Dîner chez Smaug !
Chapitre 3 : Début d’une aventure palpitante
2536 mots, Catégorie: T
Dernière mise à jour 18/01/2023 17:44
Smaug réfléchissait tout en consultant son Portable Draconique : ça faisait près d'un siècle qu'il n'avait eu aucune relation amoureuse, la dernière en date, avec Saphira, s'étant finie en violente rupture lorsque cette dernière avait découvert qu'il était gay (elle l'avait surpris en train de mater des vidéos compromettantes de Krokmou).C'était en partie suite à cela qu'il avait déménagé ici, pour amasser un gros trésor et se consoler tout en se défoulant sur un royaume nain qui n'avait rien demandé.
Et puis, un jour, en se baladant sur son site de rencontres draconiques, il avait cliqué sur le profil de Drogon, un beau mâle aux écailles ténébreuses et aux ailes rougeoyantes avec un regard de braise, et était tout de suite tombé sous le charme. Après quelques hésitations, il avait décidé de lui envoyer une proposition très explicite et de l'inviter chez lui, en Erebor. Et depuis, aucune nouvelle...

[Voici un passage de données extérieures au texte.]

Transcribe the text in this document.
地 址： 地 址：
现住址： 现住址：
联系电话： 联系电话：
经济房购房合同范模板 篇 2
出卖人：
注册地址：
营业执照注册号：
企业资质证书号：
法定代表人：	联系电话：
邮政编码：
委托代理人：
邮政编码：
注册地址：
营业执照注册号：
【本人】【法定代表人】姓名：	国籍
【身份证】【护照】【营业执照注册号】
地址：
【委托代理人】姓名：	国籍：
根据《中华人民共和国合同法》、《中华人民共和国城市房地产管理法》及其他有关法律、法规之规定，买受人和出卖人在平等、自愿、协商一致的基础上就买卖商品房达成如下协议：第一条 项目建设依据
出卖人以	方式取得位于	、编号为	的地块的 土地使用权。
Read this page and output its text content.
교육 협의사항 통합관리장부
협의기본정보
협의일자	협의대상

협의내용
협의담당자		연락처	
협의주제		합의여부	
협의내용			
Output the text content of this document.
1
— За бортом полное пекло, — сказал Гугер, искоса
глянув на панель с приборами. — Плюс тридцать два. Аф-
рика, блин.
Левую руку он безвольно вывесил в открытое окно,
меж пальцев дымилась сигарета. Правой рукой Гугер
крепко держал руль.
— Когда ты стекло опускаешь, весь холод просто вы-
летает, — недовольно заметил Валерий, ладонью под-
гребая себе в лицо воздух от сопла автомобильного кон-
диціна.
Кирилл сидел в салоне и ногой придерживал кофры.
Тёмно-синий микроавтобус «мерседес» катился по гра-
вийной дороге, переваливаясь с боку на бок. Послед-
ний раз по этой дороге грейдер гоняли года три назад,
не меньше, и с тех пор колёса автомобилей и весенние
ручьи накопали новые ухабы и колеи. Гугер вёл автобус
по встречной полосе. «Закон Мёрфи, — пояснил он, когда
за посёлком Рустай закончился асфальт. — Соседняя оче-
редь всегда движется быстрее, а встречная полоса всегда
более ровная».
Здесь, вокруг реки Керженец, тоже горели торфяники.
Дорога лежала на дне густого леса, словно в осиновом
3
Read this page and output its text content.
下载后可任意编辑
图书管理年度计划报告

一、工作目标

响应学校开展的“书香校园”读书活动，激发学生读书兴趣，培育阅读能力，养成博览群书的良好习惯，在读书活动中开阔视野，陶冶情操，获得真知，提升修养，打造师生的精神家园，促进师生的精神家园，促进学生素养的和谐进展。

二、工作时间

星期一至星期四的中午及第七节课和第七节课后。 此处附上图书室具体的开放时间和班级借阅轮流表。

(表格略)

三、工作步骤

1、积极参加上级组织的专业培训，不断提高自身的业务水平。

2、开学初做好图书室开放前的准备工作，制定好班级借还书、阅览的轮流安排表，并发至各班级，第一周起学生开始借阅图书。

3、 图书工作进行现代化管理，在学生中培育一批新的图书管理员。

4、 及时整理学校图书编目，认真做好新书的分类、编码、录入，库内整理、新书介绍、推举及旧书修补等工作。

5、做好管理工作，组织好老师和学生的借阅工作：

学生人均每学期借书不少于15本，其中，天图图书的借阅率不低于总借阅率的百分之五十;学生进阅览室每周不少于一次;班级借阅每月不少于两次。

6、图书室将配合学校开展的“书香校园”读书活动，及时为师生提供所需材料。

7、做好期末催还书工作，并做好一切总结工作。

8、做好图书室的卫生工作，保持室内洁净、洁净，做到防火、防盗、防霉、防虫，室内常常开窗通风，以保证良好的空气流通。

Son message était pourtant marqué "lu", donc Drogon était logiquement au courant... pourquoi ne répondait-il pas ? Smaug n'était pas de nature impatiente (ça faisait plus de cent ans qu'il flemmardait sous une montagne où il ne se passait jamais rien, niveau patience, il était perché très haut), mais il ne pouvait pas s'empêcher de s'interroger : Drogon aurait-il eu la moindre raison de refuser ses avances, adressées de la part du plus beau, du plus riche et du plus génialissime de tous les dragons, Smaug le Magnifique ?
Non, c'était parfaitement impossible.
Le reptile déplia ses ailes pour s'étirer un peu, faisant cascader une myriade de pièces d'or de son "coussin-doudou-trésor" dans lequel il avait pour habitude de végéter. Il avait passé près de vingt ans à dormir sans interruption - non pas que ce mode de vie lui déplaise, c'était un véritable paradis de pouvoir flemmarder dans un gros tas d'or - le problème, c'était qu'il ne se sentait pas du tout présentable pour un rencard (même hypothétique), et que ça puait le nain en décomposition avancée un peu partout... c'est fou ce que cette odeur était tenace dans une grotte !
Il se résignait donc à ranger sa piaule, histoire d'aérer un peu, de mettre du déodorant draconique, de soigner ses écailles ébouriffées - qui avaient un peu trop poussé à son goût, il allait devoir se refaire une nouvelle coupe - et de balayer les cadavres de nains et d'aventuriers malchanceux éparpillés n'importe où - il se dit que l'endroit idéal pout les cacher, ce serait cette petite tourelle en hauteur, presque inaccessible pour un dragon.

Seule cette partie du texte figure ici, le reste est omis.